Bien sûr, ce n'est pas moi qui vais filmer, mais plutôt Martha, car sa maladie met rapidement un terme à ce projet. Ou du moins, sa maladie. serait si ce n'était pas pour la pilule euthanasiante que notre intrépide reporter a dénichée sur le dark web. « Le cancer ne peut pas m'avoir si je m'ai en premier », dit Martha alors qu'elle et Ingrid s'envolent vers le nord de l'État pour un dernier match.
Les règles sont simples et angoissantes : Martha prendra la pilule à une heure inconnue, et Ingrid n'aura reçu aucun avertissement préalable. Il n'est pas nécessaire de se forcer pour comprendre l'attrait de la pilule, car elle redonne de l'autonomie et de l'imprévisibilité à une vie autrement condamnée par le destin, mais elle laisse Ingrid dans un état épouvantable. Et ici, on peut aussi remarquer le jeu plus large du cinéaste, car chaque fois que la voix de Martha s'éteint, on se souvient de cette affiche militante liant le silence à la mort.

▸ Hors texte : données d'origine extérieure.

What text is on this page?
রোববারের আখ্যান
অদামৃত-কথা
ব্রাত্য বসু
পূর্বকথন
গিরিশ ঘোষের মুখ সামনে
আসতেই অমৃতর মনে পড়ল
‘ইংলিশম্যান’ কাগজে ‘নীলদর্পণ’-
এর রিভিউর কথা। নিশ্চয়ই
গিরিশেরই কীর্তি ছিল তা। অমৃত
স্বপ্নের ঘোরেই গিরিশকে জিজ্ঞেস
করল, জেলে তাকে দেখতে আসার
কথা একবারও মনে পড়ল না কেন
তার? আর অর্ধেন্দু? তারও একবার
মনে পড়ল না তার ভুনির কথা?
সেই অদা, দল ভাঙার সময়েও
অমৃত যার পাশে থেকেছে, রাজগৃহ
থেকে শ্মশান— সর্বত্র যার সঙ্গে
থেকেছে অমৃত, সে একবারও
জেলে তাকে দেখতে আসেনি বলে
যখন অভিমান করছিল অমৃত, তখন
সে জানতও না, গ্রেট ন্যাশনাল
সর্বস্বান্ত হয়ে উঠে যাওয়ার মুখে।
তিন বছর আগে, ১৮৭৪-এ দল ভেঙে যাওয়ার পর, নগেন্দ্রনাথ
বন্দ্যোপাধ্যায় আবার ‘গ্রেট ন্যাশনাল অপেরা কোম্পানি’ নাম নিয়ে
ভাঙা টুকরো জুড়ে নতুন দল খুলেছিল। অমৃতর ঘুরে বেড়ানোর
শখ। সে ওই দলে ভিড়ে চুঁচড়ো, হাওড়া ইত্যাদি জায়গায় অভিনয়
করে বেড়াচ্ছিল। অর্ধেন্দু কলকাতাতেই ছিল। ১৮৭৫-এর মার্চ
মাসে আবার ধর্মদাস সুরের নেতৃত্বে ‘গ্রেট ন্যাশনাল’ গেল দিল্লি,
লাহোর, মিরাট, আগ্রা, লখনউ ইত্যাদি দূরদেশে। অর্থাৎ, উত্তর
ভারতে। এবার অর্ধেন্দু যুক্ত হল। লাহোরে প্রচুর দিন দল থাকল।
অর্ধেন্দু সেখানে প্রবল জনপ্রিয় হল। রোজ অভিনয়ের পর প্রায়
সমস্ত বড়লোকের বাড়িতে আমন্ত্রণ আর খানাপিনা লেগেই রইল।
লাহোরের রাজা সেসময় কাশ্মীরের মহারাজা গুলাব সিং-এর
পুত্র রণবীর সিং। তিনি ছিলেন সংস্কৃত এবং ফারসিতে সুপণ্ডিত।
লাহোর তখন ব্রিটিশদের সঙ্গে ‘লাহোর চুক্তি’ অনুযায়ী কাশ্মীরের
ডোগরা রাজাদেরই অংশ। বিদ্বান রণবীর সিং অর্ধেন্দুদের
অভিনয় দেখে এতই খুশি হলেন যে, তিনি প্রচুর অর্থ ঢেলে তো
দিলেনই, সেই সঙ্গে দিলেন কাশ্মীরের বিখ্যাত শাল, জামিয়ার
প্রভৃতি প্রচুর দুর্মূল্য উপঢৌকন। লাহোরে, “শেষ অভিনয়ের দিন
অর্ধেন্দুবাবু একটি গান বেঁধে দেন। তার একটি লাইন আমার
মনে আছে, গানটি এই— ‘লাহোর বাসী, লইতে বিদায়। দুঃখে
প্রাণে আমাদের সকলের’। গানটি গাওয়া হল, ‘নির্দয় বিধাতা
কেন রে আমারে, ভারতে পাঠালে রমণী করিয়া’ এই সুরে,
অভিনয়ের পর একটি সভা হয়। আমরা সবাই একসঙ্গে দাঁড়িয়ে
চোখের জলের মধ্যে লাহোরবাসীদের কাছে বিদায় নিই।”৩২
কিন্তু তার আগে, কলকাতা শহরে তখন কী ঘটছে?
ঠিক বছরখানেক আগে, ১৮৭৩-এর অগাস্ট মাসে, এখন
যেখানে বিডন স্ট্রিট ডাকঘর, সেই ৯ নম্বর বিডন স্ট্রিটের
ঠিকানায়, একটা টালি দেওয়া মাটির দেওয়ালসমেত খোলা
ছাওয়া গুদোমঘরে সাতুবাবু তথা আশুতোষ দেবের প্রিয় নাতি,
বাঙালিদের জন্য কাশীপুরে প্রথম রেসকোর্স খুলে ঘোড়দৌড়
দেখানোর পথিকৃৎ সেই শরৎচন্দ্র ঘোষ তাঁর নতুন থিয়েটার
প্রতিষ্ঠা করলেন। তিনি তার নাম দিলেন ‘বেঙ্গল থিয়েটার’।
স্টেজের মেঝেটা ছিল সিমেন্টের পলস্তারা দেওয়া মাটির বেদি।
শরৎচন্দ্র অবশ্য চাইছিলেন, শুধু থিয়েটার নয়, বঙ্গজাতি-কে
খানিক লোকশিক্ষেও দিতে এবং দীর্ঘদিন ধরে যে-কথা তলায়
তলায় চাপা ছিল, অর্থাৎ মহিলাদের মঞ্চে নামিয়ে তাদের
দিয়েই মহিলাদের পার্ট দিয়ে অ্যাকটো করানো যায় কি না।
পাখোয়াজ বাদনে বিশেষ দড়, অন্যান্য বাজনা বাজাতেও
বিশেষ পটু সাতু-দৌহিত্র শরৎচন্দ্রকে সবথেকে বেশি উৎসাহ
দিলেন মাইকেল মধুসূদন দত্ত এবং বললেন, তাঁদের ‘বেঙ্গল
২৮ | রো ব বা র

Le film est perçant dans le silence.
Structuré comme une sorte de danse verbale où Swinton prend les devants, « The Room Next Door » trouve le temps de mieux faire de l’ombre au personnage de Moore chaque fois qu’Ingrid quitte la maison louée. En dehors des visites relaxantes dans une salle de sport voisine (où tout le personnel est espagnol, un clin d’œil plutôt entendu et plutôt drôle), elle voit surtout un universitaire écologiste pessimiste (John Turturro) que les deux femmes considèrent comme un ancien amoureux. Lui-même auteur (son livre de plage au titre accrocheur « How Bad Can It Get »), le nerd morose utilise surtout l’occasion pour défendre son nihilisme durement acquis. Ici aussi, Ingrid reste la même auditrice impassible, bien qu’elle permette une interaction occasionnelle pour mieux définir la vision plus large du film. Il existe de nombreuses façons de traverser la tragédie, note-t-elle, et être témoin de la mort n’empêche pas de vivre.
Les dialogues sonnent juste, peut-être pour la première fois dans un film qui n'en manque pas. Et une fois que le dernier acte présente des personnages plus étroitement liés à la vie – y compris une vision de Swinton totalement différente de celle qui l'a précédée – on peut mieux suivre la construction d'Almodóvar. Plus émaciée et pâle que d'habitude, mais avec cette même touffe de cheveux dorés, Swinton apparaît comme une bougie qui s'éteint pendant presque tout son temps à l'écran. Son retour tardif sous une apparence assez différente ne fait que témoigner de la maîtrise visuelle toujours magistrale d'Almodóvar. Quel dommage qu'il n'ait pas pu trouver les mots pour s'y adapter.
« The Room Next Door » sera projeté en avant-première lundi à Venise et le 18 octobre en Espagne.